How to solve $$t_n=(1+c q^{n-1})p~t_{n-1}+a +nbq,\quad n\ge 2.$$ given that $$t_1=b+(1+c~p)(a~q^{-1}+b),\qquad p+q=1.$$

N.B- Some misprints in the question I corrected.
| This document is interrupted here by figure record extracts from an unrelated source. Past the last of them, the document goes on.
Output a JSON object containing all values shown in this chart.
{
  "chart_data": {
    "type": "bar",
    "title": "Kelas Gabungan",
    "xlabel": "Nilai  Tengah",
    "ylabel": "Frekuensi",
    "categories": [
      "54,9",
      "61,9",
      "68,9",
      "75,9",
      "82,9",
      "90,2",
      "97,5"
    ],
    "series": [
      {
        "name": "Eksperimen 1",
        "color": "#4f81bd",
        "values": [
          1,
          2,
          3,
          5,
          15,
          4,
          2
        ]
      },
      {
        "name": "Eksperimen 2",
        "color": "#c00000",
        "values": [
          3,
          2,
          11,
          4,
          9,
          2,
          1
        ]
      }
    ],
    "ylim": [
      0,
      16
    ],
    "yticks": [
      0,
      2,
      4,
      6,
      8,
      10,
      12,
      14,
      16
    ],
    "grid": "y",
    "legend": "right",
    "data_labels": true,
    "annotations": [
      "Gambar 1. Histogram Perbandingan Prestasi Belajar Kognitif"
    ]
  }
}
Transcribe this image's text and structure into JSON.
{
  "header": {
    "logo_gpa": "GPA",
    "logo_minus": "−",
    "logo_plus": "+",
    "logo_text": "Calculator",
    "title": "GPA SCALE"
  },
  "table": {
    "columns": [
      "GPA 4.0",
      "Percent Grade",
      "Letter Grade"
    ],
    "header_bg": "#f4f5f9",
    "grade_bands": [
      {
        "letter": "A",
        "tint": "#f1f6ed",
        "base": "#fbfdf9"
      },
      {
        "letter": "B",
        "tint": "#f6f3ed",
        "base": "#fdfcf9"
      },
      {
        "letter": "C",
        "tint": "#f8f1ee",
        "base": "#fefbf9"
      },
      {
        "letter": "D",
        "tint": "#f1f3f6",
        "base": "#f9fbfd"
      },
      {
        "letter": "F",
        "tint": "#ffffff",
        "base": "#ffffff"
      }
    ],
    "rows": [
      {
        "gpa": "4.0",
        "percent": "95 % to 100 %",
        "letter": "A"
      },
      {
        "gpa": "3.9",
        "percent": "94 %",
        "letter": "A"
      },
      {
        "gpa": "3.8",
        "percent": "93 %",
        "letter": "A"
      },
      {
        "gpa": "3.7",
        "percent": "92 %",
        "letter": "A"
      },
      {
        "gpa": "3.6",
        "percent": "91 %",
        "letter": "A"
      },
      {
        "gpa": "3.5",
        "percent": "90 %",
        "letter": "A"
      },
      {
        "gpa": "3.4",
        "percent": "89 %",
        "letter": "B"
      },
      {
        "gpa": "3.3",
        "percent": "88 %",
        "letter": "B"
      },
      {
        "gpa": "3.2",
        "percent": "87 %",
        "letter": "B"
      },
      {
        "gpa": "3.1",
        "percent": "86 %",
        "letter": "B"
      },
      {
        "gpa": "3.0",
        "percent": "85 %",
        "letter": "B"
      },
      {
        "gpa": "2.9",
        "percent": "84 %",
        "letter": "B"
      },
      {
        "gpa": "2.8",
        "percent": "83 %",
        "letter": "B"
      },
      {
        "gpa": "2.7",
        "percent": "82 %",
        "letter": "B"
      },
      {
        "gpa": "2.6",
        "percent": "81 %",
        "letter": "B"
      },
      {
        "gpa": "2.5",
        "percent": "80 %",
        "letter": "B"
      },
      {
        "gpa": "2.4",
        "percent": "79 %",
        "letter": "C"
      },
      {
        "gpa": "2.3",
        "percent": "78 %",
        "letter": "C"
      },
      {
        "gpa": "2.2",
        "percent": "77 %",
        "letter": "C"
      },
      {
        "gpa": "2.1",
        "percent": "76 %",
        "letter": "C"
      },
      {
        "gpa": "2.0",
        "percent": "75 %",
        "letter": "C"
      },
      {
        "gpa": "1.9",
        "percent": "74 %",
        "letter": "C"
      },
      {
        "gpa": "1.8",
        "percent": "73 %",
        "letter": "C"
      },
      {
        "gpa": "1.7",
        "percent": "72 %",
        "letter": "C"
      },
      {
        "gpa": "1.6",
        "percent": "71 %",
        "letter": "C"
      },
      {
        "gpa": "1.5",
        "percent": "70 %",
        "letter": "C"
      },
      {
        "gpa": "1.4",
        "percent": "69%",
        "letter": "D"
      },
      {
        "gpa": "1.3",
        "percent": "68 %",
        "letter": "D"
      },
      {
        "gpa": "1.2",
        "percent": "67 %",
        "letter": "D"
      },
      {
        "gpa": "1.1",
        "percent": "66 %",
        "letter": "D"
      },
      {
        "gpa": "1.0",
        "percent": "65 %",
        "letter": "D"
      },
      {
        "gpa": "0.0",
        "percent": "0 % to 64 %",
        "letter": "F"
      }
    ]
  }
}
Sorry for the misprint $an+b$ is actually $a+nbq$.

Answer 1

let $$\dfrac{h_{n-1}}{h_{n}}=(1+cq^{n-1})p$$ so we have $$\dfrac{h_{n-2}}{h_{n-1}}=(1+cq^{n-2})p$$ $$\cdots\cdots$$ $$\dfrac{h_{1}}{h_{2}}=(1+cq)p$$ $$\dfrac{h_{1}}{h_{n}}=\prod_{k=1}^{n-1}(1+cq^k)p\Longrightarrow h_{n}=\dfrac{h_{1}}{\prod_{k=1}^{n-1}(1+cq^k)p}$$ then we have $$t_{n}=\dfrac{h_{n-1}}{h_{n}}t_{n-1}+an+b$$ $$\Longrightarrow h_{n}t_{n}=h_{n-1}t_{n-1}+(an+b)h_{n}$$ so we have $$h_{n}t_{n}=\sum_{i=2}^{n}\left(h_{i}t_{i}-h_{i-1}t_{i-1}\right)+h_{1}t_{1}=\sum_{i=2}^{n}(ai+b)h_{i}+h_{1}t_{1}$$ so $$t_{n}=\dfrac{\sum_{i=2}^{n}(ai+b)h_{i}+h_{1}t_{1}}{h_{n}}=\prod_{k=1}^{n-1}(1+cq^k)p\cdot\left(\dfrac{(\sum_{i=2}^{n}(ai+b)h_{i}}{h_{1}}+t_{1}\right)$$

Answer 2

A general first order recurrence relation

$$ a_{n+1} - f_n a_n = g_n \longrightarrow (1). $$

admits the following solution

$$ a_n = \left(\prod_{k=0}^{n-1} f_k \right) \left(a_0 + \sum_{m=0}^{n-1}\frac{g_m}{\prod_{k=0}^m f_k}\right). $$